The Official Newspaper for Foster County

Guest: New UND journalism program defies trend

With the hope of increasing the number of local journalists, the University of North Dakota intends to create a new department of journalism. This comes at a time when smaller newspapers are dropping left and right.

According to Joshua Irvine, reporting in Forum Communications, half of North Dakota counties have only one news outlet. As the present editors retire, new ones are not coming forward to buy newspapers.

Losing Revenue

Dying main streets have no advertising revenue and the vacant countryside offers few subscribers.

The Ness group of eight newspapers did not have a bidder when Truman Ness decided that enough was enough. Larger communities — Killdeer, Walhalla, Tioga, and others — have lost their newspapers.

It is the hope of University reorganizers that the J-Program “will increase the supply of local journalists to populate the state’s local news outlets.”

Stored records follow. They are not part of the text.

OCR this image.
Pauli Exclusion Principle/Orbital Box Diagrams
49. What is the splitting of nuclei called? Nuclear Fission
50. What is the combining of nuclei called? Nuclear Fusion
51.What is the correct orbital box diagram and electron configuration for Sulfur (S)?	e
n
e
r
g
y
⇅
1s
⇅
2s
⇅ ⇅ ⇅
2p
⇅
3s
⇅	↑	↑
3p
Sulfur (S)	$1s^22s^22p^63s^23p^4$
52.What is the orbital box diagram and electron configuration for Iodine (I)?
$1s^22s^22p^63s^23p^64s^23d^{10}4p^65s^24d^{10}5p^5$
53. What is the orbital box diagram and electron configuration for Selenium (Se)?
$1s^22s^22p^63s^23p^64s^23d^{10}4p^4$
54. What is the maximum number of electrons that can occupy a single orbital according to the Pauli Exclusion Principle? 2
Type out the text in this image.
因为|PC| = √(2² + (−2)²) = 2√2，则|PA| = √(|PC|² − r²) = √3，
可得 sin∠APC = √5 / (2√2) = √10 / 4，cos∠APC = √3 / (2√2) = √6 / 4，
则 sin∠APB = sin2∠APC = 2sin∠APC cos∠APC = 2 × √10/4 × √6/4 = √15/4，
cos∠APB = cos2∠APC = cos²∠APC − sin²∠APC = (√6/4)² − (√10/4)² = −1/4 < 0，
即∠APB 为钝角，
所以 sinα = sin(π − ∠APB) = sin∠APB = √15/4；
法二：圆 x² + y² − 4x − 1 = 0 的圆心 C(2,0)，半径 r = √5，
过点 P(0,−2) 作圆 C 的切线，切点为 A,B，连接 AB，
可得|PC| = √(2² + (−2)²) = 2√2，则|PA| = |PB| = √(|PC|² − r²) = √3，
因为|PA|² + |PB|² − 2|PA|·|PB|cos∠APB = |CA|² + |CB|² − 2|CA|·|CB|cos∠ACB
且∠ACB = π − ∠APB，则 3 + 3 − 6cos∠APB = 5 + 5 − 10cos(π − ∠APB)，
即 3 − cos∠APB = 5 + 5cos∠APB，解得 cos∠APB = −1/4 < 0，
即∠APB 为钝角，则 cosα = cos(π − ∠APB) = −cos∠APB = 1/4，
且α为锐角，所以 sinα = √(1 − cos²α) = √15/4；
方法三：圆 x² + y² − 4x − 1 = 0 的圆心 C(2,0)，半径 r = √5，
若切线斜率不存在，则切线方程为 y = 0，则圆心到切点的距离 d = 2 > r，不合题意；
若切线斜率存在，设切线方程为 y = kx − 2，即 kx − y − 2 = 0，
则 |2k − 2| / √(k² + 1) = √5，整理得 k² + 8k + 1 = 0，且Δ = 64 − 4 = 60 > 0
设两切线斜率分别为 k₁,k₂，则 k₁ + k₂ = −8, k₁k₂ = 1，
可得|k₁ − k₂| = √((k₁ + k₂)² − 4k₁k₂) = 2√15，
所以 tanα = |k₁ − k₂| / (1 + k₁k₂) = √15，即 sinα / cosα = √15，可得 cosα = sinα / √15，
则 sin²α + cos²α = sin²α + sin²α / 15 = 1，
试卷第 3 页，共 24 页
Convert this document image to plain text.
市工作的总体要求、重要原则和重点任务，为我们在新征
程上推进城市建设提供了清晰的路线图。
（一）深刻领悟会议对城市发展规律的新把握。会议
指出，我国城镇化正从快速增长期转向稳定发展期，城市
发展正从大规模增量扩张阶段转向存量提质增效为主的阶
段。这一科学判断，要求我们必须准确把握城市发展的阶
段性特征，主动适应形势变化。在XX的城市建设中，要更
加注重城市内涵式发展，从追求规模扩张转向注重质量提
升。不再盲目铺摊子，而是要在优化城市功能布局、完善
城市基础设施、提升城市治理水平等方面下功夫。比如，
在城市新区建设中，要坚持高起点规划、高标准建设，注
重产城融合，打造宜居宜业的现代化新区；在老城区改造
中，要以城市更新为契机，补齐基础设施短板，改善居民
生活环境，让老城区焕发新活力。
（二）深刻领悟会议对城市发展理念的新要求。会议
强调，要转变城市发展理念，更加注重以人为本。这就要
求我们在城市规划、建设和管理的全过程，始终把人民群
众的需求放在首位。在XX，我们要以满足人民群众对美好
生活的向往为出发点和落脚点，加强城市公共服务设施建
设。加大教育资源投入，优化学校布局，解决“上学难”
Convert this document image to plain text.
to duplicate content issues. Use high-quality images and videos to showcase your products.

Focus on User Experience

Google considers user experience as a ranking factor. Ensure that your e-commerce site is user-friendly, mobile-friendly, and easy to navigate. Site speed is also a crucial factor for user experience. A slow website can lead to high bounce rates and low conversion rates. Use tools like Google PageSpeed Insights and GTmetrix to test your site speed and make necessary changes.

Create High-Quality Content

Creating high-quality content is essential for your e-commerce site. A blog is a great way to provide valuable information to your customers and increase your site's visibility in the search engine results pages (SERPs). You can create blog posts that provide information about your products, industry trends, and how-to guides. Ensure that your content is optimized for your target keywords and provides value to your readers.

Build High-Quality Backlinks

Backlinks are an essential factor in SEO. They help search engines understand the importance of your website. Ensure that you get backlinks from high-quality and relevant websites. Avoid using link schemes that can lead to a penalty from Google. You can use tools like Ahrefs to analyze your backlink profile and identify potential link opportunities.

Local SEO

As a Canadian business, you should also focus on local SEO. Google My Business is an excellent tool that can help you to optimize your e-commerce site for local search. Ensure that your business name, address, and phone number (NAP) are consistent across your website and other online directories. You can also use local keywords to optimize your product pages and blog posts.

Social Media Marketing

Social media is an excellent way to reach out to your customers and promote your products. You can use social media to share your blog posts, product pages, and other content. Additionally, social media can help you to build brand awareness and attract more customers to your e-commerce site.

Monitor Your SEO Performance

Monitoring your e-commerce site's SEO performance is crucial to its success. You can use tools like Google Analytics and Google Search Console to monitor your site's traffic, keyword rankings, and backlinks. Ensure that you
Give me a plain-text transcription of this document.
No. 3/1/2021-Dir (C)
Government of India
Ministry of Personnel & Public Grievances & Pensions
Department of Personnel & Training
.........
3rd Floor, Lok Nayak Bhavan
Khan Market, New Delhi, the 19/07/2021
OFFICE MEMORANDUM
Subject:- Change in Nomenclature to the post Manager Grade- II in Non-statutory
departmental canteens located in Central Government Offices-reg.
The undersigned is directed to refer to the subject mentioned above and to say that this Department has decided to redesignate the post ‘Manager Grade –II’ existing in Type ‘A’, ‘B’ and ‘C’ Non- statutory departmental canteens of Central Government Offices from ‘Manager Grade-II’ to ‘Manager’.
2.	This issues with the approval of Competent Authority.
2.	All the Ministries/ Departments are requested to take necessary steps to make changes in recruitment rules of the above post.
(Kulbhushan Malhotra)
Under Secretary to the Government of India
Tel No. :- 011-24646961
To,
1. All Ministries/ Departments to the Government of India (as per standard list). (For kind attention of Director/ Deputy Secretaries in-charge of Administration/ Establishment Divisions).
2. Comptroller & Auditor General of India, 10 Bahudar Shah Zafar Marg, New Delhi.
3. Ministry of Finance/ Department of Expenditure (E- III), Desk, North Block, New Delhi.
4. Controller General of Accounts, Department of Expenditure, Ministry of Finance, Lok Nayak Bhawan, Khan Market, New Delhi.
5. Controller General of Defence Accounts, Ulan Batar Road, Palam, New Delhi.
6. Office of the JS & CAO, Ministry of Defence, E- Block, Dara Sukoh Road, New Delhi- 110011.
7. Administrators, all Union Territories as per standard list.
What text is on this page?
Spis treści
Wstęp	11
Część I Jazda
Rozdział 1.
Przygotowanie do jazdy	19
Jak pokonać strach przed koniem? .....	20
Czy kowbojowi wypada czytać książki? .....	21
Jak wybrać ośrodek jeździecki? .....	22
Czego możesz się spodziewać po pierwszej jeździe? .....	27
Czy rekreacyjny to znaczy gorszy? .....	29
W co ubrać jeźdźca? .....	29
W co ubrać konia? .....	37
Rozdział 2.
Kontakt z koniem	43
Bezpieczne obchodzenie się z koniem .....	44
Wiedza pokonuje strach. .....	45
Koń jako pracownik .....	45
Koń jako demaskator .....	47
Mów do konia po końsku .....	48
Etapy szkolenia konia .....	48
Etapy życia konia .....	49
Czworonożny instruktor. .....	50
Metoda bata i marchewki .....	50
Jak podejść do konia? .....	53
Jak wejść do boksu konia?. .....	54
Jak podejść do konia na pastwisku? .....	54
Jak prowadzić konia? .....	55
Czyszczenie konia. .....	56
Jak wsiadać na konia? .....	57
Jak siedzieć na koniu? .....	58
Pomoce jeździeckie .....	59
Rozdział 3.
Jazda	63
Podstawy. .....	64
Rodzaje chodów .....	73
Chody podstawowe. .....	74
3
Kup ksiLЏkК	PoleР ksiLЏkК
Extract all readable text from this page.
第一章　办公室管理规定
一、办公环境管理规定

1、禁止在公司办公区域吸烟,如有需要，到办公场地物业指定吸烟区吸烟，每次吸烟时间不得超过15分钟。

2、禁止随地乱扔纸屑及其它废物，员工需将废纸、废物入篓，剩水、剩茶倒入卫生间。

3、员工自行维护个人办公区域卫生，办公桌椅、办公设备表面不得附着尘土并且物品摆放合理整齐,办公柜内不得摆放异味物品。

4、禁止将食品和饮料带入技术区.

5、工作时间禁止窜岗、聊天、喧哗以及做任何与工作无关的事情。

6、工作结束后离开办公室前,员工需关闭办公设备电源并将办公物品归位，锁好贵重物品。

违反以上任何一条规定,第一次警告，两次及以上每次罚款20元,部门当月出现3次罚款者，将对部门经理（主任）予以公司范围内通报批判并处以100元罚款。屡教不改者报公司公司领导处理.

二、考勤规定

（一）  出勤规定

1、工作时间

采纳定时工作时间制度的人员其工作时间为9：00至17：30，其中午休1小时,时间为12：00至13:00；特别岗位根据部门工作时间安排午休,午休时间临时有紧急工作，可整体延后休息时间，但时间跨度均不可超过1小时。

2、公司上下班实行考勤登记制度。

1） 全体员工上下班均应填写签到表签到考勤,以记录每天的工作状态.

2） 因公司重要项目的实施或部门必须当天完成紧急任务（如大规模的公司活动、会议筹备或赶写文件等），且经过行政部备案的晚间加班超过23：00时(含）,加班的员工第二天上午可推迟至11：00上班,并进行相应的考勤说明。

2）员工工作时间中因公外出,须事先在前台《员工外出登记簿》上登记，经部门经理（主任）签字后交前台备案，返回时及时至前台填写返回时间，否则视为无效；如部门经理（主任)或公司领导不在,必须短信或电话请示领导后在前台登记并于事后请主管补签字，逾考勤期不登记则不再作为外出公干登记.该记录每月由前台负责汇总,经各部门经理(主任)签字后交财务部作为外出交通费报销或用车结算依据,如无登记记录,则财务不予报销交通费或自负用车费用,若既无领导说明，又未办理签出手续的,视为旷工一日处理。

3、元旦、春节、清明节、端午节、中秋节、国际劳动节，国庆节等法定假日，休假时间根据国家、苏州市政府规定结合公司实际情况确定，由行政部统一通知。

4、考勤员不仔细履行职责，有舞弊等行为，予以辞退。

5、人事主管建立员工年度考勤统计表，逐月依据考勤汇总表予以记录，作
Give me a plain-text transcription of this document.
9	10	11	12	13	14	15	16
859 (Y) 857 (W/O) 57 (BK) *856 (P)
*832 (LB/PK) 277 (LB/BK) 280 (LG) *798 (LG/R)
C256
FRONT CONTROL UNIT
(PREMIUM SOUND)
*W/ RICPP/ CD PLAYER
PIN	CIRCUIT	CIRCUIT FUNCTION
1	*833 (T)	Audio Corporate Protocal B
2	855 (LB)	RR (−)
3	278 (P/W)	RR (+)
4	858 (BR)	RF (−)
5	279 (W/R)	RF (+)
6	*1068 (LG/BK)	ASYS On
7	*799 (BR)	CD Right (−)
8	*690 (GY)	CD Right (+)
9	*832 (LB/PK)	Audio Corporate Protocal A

Irvine quotes Cecile Wehrman, executive director of the North Dakota Newspaper Association, as pointing out that homegrown journalists are more likely to understand small-town history and culture in rural North Dakota.

That is an excellent point but it doesn’t deal with the core of the problem, which is economic stability to attract young writers looking for a long-term career in a sustainable market.

Time To Reassess

We are at a point when it is necessary to reassess our traditional thinking about local newspapers.

In the past, we have thought of them as economic entities that must rely on available revenue to survive. The traditional economics for local newspapers is gone. So are the bonds of hometown community.

And because newspapers must be independent to be objective sources of information, they have always been held at arms-length and left to deal with the economic consequences of that independence.

In a Rut

As proposed earlier by this column, we need a new paradigm – one that is broader than just the economics. Appeals for new initiatives have been rebuffed because of commitment to an old paradigm that doesn’t work in the present electronic age. We are in a rut.

To become viable, local newspapers must consider compromising traditional independence in exchange for support beyond usual boundaries.

In the past, I have suggested – to the horror of traditional editors – that city budgets include free subscriptions for former residents who want to keep up with their home town. There are hundreds of them.

Then there is the school system where writing skills can be developed and junior or seniors enrolled in internships or classes to gather and publish the news. (When I was a sophomore in high school, I was reporting local news for two area weeklies so we know high school students can do it.)

Involve Schools

At the outset, a school may not always have students interested in writing but the experience itself might evoke their interest in a career.

There is a term floating around to address the newspaper question: “cognitive flexibility” which means recognizing a change in terrain and responding to it with flexibility.

Local newspapers have an important impact on the viability of “community”. We know that as the vitality of a community declines the sense of human togetherness declines. Most memories of earlier days are about the sense of community that existed decades ago.

While the organization of a UND journalism entity may produce some additional newspaper writers, the economic and social footings must also be considered. It is a time for cognitive flexibility.